= Graphene boron nitride nanohybrid materials =

Graphene-Boron Nitride nanohybrid materials are a class of compounds created from graphene and boron nitride nanosheets. Graphene and boron nitride both contain intrinsic thermally conductive and electrically insulative properties. The combination of these two compounds may be useful to advance the development and understanding of electronics.

Several efforts have been made to create hybrid nanomaterials to explore their novel properties compared to their individual constituents. Studies have shown that nanohybrid materials distinctively utilize the best aspects of the individual constituents along with their novel functionalities though structural integrity and interfacial chemical bonding of the constituents.

== Atomic Structure ==
Graphene boron nitride nanohybrid materials are created through synthetic methods such as electron beam welding and chemical vapor deposition. Various different heterostructures of graphene and boron nitride can be assembled. Due to their isostructural, nearly lattice matched and isoelectronic properties, they can form a two-dimensional interface with a line boundary separating the structures. Other unique structures include boron nitride coated carbon nanotubes, and double layers of graphene joined in a pillared fashion by a boron nitride nanotube. The junction created by this stacking arrangement can result in two different junction configurations: one symmetric junction with two heptagonal rings and one asymmetric junction with three octagonal rings. Comparing the two configurations, the octagonal junction seems to be more stable due to higher pi-pi stacking interactions which induces orbital overlap and mixing between the C atoms of the graphene. This introduces a higher band gap, which indicates more effective insulating properties.

Figure 1. Example of the heptagonal junction in pillars of Graphene and Boron-Nitride. This junction geometry induces more strain on the pillar, lowering stability of the structure, and does not significantly raise the band gap to an insulating level.

Figure 2. The octagonal junction when creating Graphene Boron-Nitride hybrids. This configuration is structurally more stable than the heptagonal, and creates orbital overlap in the pillar, spreading out the electron density and increasing the band gap of the material to resemble an electrical insulator.

== Properties ==
The properties of these hybrid materials range between the properties of the constituent atoms and between individual hybrid structures. Graphene is considered a zero band semi-conductor and boron nitride is considered a wide gap semi conductor. Combining the two in various arrangements leads to a variable band gap which can be tuned by structure specifics to have various properties. Multi-walled carbon nanotubes when coated with boron nitride exhibit enhanced thermal activity compared to the substituents, but act as an electrical insulator. Graphene layers combined by boron nitride nanotubes exhibit similar band gap changes, but the strain of the ring position in the junction also induces a pseudomagnetic force on the ring structure due to the electron delocalization.

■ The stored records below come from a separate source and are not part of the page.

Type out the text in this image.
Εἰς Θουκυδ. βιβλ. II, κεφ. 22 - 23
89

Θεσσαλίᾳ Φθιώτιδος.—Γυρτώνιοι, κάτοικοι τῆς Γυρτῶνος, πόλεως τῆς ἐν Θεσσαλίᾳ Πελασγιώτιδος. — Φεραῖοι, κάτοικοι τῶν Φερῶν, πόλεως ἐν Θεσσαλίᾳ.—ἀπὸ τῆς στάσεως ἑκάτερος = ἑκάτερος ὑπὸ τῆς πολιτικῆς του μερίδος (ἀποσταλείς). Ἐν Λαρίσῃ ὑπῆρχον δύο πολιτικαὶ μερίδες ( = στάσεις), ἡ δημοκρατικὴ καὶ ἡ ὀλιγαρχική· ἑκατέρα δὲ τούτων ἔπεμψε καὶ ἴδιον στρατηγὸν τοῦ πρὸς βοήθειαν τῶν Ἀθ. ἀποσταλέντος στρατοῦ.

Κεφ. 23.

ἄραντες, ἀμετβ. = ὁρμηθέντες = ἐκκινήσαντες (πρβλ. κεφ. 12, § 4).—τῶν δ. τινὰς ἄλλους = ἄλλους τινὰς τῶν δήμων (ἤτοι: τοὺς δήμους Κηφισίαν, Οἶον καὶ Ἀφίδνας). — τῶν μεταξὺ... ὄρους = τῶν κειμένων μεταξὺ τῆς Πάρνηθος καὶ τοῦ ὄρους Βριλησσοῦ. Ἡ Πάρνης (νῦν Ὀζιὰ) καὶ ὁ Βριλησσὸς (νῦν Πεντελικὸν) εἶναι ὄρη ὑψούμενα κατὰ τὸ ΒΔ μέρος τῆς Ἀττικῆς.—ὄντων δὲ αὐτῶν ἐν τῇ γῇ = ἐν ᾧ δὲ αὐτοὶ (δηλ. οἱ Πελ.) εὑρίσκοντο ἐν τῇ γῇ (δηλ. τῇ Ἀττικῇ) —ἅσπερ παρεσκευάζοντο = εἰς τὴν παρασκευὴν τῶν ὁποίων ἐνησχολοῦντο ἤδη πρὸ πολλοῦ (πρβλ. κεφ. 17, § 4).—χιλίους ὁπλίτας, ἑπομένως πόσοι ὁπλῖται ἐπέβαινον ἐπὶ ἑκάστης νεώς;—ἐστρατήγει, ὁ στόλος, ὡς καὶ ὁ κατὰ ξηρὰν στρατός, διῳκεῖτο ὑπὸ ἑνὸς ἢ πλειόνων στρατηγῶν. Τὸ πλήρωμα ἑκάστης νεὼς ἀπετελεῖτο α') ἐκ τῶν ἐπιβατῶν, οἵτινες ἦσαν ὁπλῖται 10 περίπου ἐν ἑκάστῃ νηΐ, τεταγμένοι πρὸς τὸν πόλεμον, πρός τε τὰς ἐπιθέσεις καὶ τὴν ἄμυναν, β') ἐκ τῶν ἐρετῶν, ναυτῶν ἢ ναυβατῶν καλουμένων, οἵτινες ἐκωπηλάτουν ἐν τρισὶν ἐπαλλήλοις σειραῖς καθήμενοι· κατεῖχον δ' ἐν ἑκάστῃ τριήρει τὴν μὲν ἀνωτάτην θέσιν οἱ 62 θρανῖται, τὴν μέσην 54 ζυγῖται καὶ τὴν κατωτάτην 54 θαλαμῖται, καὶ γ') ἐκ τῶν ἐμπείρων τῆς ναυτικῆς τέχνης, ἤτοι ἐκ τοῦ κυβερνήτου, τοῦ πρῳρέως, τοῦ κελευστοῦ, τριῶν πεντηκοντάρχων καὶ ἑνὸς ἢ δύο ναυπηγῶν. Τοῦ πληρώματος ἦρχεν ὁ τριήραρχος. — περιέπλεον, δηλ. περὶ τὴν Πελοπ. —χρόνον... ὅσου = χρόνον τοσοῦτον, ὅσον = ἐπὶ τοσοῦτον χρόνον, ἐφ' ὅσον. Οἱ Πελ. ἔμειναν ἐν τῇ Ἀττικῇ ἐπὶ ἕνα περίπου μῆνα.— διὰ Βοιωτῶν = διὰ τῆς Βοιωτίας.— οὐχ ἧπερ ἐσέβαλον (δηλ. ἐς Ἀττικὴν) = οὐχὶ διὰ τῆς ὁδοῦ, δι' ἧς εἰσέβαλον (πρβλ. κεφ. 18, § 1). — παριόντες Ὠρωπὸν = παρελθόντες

Figure 3. Example of a single layer of alternating graphene and boron nitride nano ribbons. By controlling the thickness and geometry of each layer, the electronic and thermal properties can be tuned while still maintaining nearly identical mechanical properties as a single sheet of either boron nitride or graphene.

== Applications ==
Graphene boron nitride nanohybrid materials may be useful for further development in nanoelectronics and 3D thermal and mechanical properties. Theoretical and experimental studies have demonstrated straining of graphene can result in high flexibility and can tune the electronic structure of graphene to produce enormous pseudomagnetic fields. This new theory opens up new possibilities in straining graphene boron nitride hybrid to advance new concepts of electronics.